I’m not sure why the climb was named “The Best Route in Minnesota.”  I’ve never climbed in Minnesota, but this climb was amazing. It is twenty five meters long and is a beautiful line. It starts on the left side of an epic cave above a beautiful beach. The beginning of the climb started on slopey, SLIPPERY crimpers and side pulls. Once you get past the crux start and get the first two bolts, a traverse heads out left just above an overhang. The traverse is about twenty feet long and is on crimpy pockets, but generally solid holds. After you make the traverse over the overhang it is sustained face climbing on small pockets.
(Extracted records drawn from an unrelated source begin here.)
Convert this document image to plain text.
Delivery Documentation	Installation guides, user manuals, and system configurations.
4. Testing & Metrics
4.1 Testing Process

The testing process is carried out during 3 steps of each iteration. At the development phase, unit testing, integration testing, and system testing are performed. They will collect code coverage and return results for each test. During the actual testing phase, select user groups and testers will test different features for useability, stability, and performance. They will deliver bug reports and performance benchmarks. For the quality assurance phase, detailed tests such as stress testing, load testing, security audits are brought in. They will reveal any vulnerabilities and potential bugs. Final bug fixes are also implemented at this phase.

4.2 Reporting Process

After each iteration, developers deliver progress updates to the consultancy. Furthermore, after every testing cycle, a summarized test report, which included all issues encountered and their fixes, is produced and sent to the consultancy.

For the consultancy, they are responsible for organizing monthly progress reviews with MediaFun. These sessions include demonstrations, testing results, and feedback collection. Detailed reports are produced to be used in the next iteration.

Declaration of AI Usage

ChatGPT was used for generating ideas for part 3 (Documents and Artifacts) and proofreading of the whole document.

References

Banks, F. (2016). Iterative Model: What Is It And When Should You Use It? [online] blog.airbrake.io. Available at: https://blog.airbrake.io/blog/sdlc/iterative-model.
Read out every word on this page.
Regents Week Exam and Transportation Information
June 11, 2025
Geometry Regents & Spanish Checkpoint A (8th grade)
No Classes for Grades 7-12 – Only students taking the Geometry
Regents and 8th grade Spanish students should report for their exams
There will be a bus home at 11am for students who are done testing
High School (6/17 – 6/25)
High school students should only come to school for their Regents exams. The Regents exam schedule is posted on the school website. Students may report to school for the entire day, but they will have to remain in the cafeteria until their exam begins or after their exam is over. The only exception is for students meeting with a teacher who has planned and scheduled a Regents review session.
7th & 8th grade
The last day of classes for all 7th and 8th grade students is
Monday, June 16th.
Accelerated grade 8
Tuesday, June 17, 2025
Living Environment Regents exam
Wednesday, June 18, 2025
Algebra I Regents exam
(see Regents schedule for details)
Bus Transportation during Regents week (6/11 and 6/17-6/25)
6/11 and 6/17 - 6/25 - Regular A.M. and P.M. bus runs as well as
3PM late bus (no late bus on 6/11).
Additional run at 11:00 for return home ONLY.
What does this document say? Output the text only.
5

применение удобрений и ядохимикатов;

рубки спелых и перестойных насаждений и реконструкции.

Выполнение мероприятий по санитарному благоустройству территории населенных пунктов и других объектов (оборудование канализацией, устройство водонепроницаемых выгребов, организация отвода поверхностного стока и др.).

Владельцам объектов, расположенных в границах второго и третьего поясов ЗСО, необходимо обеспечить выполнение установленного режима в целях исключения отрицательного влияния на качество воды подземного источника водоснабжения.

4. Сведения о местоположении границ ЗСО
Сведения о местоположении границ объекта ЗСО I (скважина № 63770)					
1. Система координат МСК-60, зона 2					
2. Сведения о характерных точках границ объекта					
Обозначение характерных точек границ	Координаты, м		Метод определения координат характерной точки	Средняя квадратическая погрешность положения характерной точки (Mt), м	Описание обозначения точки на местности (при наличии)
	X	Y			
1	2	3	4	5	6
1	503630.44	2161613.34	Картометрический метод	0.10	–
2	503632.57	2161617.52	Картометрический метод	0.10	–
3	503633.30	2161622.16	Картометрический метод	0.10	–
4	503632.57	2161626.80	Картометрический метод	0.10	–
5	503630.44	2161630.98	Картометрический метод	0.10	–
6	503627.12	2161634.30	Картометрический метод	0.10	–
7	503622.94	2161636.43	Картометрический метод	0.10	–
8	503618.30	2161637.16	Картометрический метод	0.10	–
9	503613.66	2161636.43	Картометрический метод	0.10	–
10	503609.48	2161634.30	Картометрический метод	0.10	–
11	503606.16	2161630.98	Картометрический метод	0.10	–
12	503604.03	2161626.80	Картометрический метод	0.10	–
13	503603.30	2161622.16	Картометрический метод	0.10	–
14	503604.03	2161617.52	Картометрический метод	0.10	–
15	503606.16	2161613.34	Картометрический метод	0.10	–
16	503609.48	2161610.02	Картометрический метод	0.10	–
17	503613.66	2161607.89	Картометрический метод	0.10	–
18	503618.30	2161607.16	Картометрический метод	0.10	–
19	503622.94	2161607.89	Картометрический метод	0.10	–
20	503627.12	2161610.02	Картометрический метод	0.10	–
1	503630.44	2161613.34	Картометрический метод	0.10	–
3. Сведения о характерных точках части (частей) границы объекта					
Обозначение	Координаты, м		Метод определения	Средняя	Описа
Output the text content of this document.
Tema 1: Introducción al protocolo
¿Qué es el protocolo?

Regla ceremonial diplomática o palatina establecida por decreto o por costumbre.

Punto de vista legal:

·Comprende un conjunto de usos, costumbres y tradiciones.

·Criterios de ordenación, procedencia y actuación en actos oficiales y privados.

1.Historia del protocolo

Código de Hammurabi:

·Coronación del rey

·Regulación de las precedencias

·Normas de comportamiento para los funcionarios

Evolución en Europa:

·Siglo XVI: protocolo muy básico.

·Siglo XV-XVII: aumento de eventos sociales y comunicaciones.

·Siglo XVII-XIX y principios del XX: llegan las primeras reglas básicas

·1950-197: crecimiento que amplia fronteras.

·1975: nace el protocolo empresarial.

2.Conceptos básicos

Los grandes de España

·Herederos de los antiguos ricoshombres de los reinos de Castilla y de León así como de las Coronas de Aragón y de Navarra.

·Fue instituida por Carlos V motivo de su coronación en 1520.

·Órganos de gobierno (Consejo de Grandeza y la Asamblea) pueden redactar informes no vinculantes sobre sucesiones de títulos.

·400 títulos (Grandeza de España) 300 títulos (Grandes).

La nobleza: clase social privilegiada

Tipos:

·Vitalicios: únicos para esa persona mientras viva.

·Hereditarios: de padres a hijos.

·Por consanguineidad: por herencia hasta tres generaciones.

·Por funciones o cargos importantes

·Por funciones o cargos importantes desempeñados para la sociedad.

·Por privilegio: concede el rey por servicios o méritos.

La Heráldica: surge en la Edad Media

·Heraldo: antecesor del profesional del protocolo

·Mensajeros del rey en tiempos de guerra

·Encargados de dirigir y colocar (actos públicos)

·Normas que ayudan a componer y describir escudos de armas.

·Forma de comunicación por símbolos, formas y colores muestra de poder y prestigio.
You work your way onto a prow-like formation with stalactite "teeth" in the middle. The exposure is amazing as you go through the teeth and over a small roof on slopey dishes. Just above this is the crux at about twenty three meters or seventy feet high. It is so precarious in terms of balance and the holds are thin.  There is no rock that you can see on either side of you, or below you, which makes you feel like you are at the crux in the middle of the universe.  Open space everywhere around you…

After the crux you are at the anchor and life is AWESOME! The view looks out of the cave at that beautiful beach as you get lowered for what seems like forever and very far away from my belayer. I am very happy to have had such an amazing climb and amazing experience.

Dimity tried it on top rope and had two very scary falls that swung her into a rock wall once and another one that stopped her half a foot above the ground and she still hit the rock wall…(but she's ok!).

We decided that it was too sketchy a fall to continue. So a Polish kid came and led it and did it very well. I really wanted Dimity to experience such an amazing climb. Maybe we will do it one more time before we leave and she can give it another go.  (haha, she never did...!).

Cheers to amazing climbing routes all over the world!